Numerically, information is measured in bits (short for *binary digit*; see binary system). One bit is equivalent to the choice between two equally likely choices. For example, if we know that a coin is to be tossed but are unable to see it as it falls, a message telling whether the coin came up heads or tails gives us one bit of information. When there are several equally likely choices, the number of bits is equal to the logarithm of the number of choices taken to the base two. For example, if a message specifies one of sixteen equally likely choices, it is said to contain four bits of information. When the various choices are not equally probable, the situation is more complex.

Interestingly, the mathematical expression for information content closely resembles the expression for entropy in thermodynamics. The greater the information in a message, the lower its randomness, or
"noisiness,"
and hence the smaller its entropy. Since the information content is, in general, associated with a source that generates messages, it is often called the entropy of the source. Often, because of constraints such as grammar, a source does not use its full range of choice. A source that uses just 70% of its freedom of choice would be said to have a relative entropy of 0.7. The redundancy of such a source is defined as 100% minus the relative entropy, or, in this case, 30%. The redundancy of English is estimated to be about 50%; i.e., about half of the elements used in writing or speaking are freely chosen, and the rest are required by the structure of the language.

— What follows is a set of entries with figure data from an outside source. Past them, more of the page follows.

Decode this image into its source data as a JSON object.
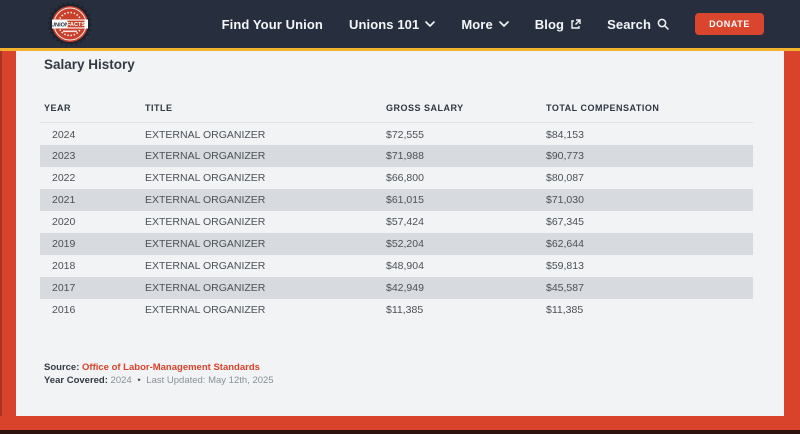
{
  "header": {
    "logo": {
      "word1": "UNION",
      "word2": "FACTS"
    },
    "nav": [
      {
        "label": "Find Your Union"
      },
      {
        "label": "Unions 101"
      },
      {
        "label": "More"
      },
      {
        "label": "Blog"
      },
      {
        "label": "Search"
      }
    ],
    "donate_label": "DONATE"
  },
  "page": {
    "title": "Salary History"
  },
  "table": {
    "columns": [
      "YEAR",
      "TITLE",
      "GROSS SALARY",
      "TOTAL COMPENSATION"
    ],
    "rows": [
      {
        "year": "2024",
        "title": "EXTERNAL ORGANIZER",
        "gross": "$72,555",
        "total": "$84,153"
      },
      {
        "year": "2023",
        "title": "EXTERNAL ORGANIZER",
        "gross": "$71,988",
        "total": "$90,773"
      },
      {
        "year": "2022",
        "title": "EXTERNAL ORGANIZER",
        "gross": "$66,800",
        "total": "$80,087"
      },
      {
        "year": "2021",
        "title": "EXTERNAL ORGANIZER",
        "gross": "$61,015",
        "total": "$71,030"
      },
      {
        "year": "2020",
        "title": "EXTERNAL ORGANIZER",
        "gross": "$57,424",
        "total": "$67,345"
      },
      {
        "year": "2019",
        "title": "EXTERNAL ORGANIZER",
        "gross": "$52,204",
        "total": "$62,644"
      },
      {
        "year": "2018",
        "title": "EXTERNAL ORGANIZER",
        "gross": "$48,904",
        "total": "$59,813"
      },
      {
        "year": "2017",
        "title": "EXTERNAL ORGANIZER",
        "gross": "$42,949",
        "total": "$45,587"
      },
      {
        "year": "2016",
        "title": "EXTERNAL ORGANIZER",
        "gross": "$11,385",
        "total": "$11,385"
      }
    ]
  },
  "footer": {
    "source_label": "Source:",
    "source_link": "Office of Labor-Management Standards",
    "covered_label": "Year Covered:",
    "covered_value": "2024",
    "separator": "•",
    "last_updated": "Last Updated: May 12th, 2025"
  },
  "colors": {
    "header_bg": "#272f3e",
    "accent_yellow": "#f2b22e",
    "frame_red": "#d9422b",
    "donate_red": "#d9452d",
    "row_stripe": "#d7dbdf",
    "link_red": "#d8432a"
  }
}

**Analysis of the Transfer of Messages through Channels**

A message proceeds along a channel from the source to the receiver; information theory defines for any given channel a limiting capacity or rate at which it can carry information, expressed in bits per second. In general, it is necessary to process, or encode, information from a source before transmitting it through a given channel. For example, a human voice must be encoded before it can be transmitted by telephone. An important theorem of information theory states that if a source with a given entropy feeds information to a channel with a given capacity, and if the source entropy is less than the channel capacity, a code exists for which the frequency of errors may be reduced as low as desired. If the channel capacity is less than the source entropy, no such code exists.

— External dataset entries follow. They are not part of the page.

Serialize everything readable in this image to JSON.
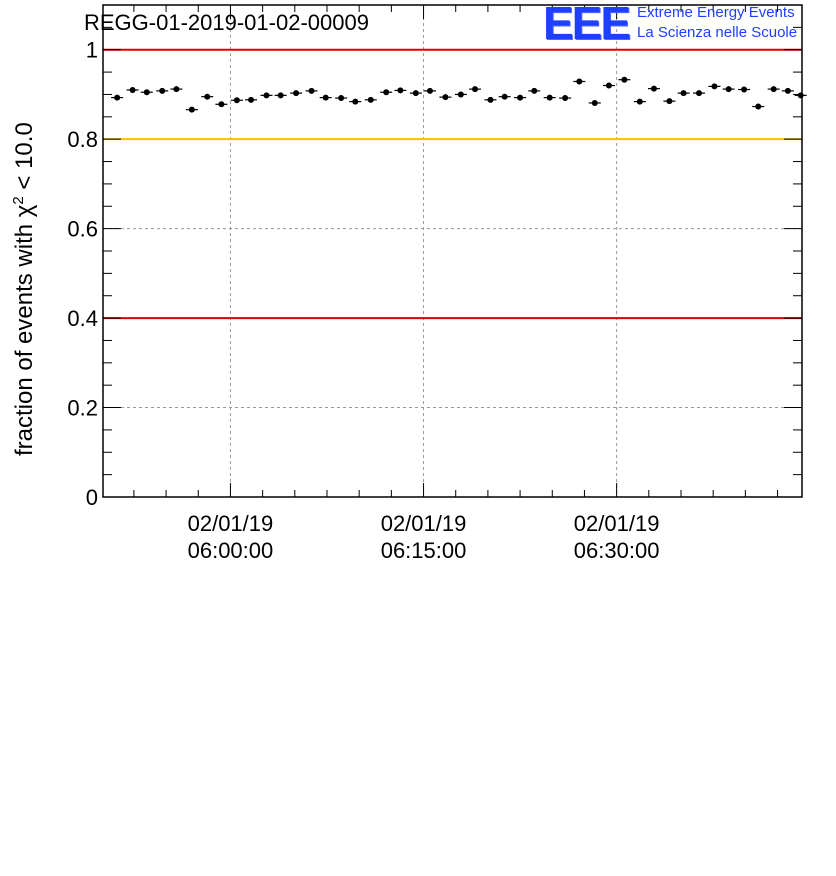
{
  "title": "REGG-01-2019-01-02-00009",
  "logo": {
    "mark": "EEE",
    "line1": "Extreme Energy Events",
    "line2": "La Scienza nelle Scuole",
    "color": "#1f3fff"
  },
  "chart_data": {
    "type": "scatter",
    "title": "REGG-01-2019-01-02-00009",
    "xlabel": "",
    "ylabel_prefix": "fraction of events with χ",
    "ylabel_sup": "2",
    "ylabel_suffix": " < 10.0",
    "ylim": [
      0,
      1.1
    ],
    "xlim_minutes": [
      -9.9,
      44.4
    ],
    "y_ticks": [
      0,
      0.2,
      0.4,
      0.6,
      0.8,
      1
    ],
    "y_tick_labels": [
      "0",
      "0.2",
      "0.4",
      "0.6",
      "0.8",
      "1"
    ],
    "x_ticks_minutes": [
      0,
      15,
      30
    ],
    "x_tick_labels": [
      [
        "02/01/19",
        "06:00:00"
      ],
      [
        "02/01/19",
        "06:15:00"
      ],
      [
        "02/01/19",
        "06:30:00"
      ]
    ],
    "grid": true,
    "reference_lines": [
      {
        "y": 1.0,
        "color": "#e00000"
      },
      {
        "y": 0.8,
        "color": "#ffc000"
      },
      {
        "y": 0.4,
        "color": "#e00000"
      }
    ],
    "series": [
      {
        "name": "fraction",
        "x_minutes": [
          -8.8,
          -7.6,
          -6.5,
          -5.3,
          -4.2,
          -3.0,
          -1.8,
          -0.7,
          0.5,
          1.6,
          2.8,
          3.9,
          5.1,
          6.3,
          7.4,
          8.6,
          9.7,
          10.9,
          12.1,
          13.2,
          14.4,
          15.5,
          16.7,
          17.9,
          19.0,
          20.2,
          21.3,
          22.5,
          23.6,
          24.8,
          26.0,
          27.1,
          28.3,
          29.4,
          30.6,
          31.8,
          32.9,
          34.1,
          35.2,
          36.4,
          37.6,
          38.7,
          39.9,
          41.0,
          42.2,
          43.3,
          44.3
        ],
        "values": [
          0.893,
          0.91,
          0.905,
          0.908,
          0.912,
          0.866,
          0.895,
          0.878,
          0.887,
          0.888,
          0.898,
          0.898,
          0.903,
          0.908,
          0.893,
          0.892,
          0.884,
          0.888,
          0.905,
          0.909,
          0.903,
          0.908,
          0.894,
          0.9,
          0.912,
          0.888,
          0.895,
          0.893,
          0.908,
          0.893,
          0.892,
          0.929,
          0.881,
          0.92,
          0.933,
          0.884,
          0.913,
          0.885,
          0.903,
          0.903,
          0.918,
          0.912,
          0.911,
          0.873,
          0.912,
          0.908,
          0.898
        ],
        "error": 0.006,
        "color": "#000000"
      }
    ]
  }
}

The theory further shows that noise, or random disturbance of the channel, creates uncertainty as to the correspondence between the received signal and the transmitted signal. The average uncertainty in the message when the signal is known is called the equivocation. It is shown that the net effect of noise is to reduce the information capacity of the channel. However, redundancy in a message, as distinguished from redundancy in a source, makes it more likely that the message can be reconstructed at the receiver without error. For example, if something is already known as a certainty, then all messages about it give no information and are 100% redundant, and the information is thus immune to any disturbances of the channel. Using various mathematical means, Shannon was able to define channel capacity for continuous signals, such as music and speech.**Bibliography**

See C. E. Shannon and W. Weaver, *The Mathematical Theory of Communication* (1949); M. Mansuripur, *Introduction to Information Theory* (1987); J. Gleick, *The Information: A History, a Theory, a Flood* (2011).